With this study, which is currently among the largest phenotypic studies of Down syndrome to date, we have created a basic framework for filtering raw clinical text, extracting accurate ontological terms from those notes, and analyzing the phenotypic spectrum of a relatively common genetic syndrome. We have stratified HPO terms by patient frequency, and a document frequency-based odds ratio, and used the top 100 terms to understand the time-based distribution of HPO term data by patient visits, as well as the specific minimal age at which certain terms can be used to describe a patient. We also discovered some unique terms that have not been previously associated with Down syndrome and may be specific to this CHOP dataset.

However, this study has several limitations that need to be addressed. First, we need to obtain more information on the quality of the notes. When obtaining notes for a disorder such as Down syndrome, patients come into the hospital for all manner of visits, such as urology, cardiology, oncology, rheumatology, etc. Each department has a vastly different note format, varying significantly in quality, style, and length, both within and between departments. Our best attempt at filtering was a simple one meant to deal with the general lack of understanding about the various types of notes. Collaboration with physicians who have intimate knowledge of the clinical data specific to their department or cohort will allow us to obtain the most high-quality notes and create clusters of subgroups for the relevant phenotype. Due to the low signal-to-noise ratio that still exists largely due to this factor, we could not create useful clusters of patient subgroups.

Second, the methodology for obtaining our baseline patients could be further improved. We randomly grabbed patients with different reasons for visits to obtain a good distribution of phenotype, but as a result we had a nearly 5 to 1 ratio of DS notes to baseline notes for almost double the amount of baseline patients. This is quite unbalanced. It may be better to use a different, larger cohort as a true control background such as general patients coming for allergies and/or diseases that are extremely common and do not affect the health of the patient very much. Nevertheless, such a control set is still unlikely to address the issue that generally disease-free individuals may not visit many specialty departments or clinical geneticists or have as many detailed phenotypic descriptions as Down syndrome.

Our NLP pipeline is also generally simple.

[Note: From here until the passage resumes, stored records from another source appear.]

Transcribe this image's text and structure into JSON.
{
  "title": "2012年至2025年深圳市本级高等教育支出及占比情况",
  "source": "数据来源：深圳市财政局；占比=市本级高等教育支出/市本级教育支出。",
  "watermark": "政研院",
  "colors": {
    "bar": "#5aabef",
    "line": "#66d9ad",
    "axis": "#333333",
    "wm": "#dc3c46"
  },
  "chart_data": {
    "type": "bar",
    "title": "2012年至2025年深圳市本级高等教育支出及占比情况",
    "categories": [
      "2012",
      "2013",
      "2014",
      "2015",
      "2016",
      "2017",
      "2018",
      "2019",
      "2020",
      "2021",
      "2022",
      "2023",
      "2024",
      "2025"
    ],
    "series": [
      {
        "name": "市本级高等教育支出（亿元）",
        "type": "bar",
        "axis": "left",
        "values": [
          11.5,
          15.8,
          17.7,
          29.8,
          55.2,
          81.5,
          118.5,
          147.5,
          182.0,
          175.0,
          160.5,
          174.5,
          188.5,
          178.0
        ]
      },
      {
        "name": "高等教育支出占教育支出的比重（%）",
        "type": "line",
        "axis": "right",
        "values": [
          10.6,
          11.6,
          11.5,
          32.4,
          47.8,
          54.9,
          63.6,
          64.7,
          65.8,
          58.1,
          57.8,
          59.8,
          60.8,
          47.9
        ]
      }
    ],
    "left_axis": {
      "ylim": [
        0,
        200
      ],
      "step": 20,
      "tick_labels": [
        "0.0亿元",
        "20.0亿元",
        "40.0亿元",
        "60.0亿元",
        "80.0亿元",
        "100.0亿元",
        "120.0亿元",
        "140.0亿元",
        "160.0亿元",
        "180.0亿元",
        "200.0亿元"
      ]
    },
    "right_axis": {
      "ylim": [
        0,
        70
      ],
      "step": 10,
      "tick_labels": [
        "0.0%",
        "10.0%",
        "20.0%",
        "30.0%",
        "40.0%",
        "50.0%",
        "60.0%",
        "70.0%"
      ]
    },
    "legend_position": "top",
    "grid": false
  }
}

We only use MetaMap and, while we tested other tools and found it to be the best in terms of performance, we could create our own ensemble method, as a combination of MetaMap’s results and several other tools, for averaging the extracted terms. There are several instances where MetaMap annotated UMLS terms that were not in the notes at all, which were then translated into HPO terms. These became largely background noise but could be affecting the signal-to-noise ratio of the phenotypic information data on DS.

In the future, we would like to improve upon this pipeline and use a secondary validation site to validate these results and see if we can simultaneously increase the signal-to-noise ratio. We will also seek collaboration with other physicians and genetic counselors at CHOP to assist us in interpreting the notes of this and future phenotypes to ensure that we can further raise the quality and create a reproducible and fast pipeline for analyzing the phenotypic data of common diseases. After creating this pipeline, we would like to further subtype and group patients in order to better predict comorbidities and future diseases or phenotypes that may befall a patient, to ensure that preventative medicine can be used to combat them.

5. Conclusions

Our analysis profiled the spectrum of phenotypic features in patients with DS in the form of the HPO standardized terminology. We demonstrated that an NLP-based approach for extracting HPO terms has value for characterizing DS as a disease with subtypes and provided a quantitative measure of the HPO terms to facilitate future construction of phenotype-based patient sub-classification models, which will allow for clinical decision support and learning health systems. We hope that other researchers can utilize our methodology to characterize other common diseases with phenotypic subtypes and understand the time-based distribution of the phenotypic feature data.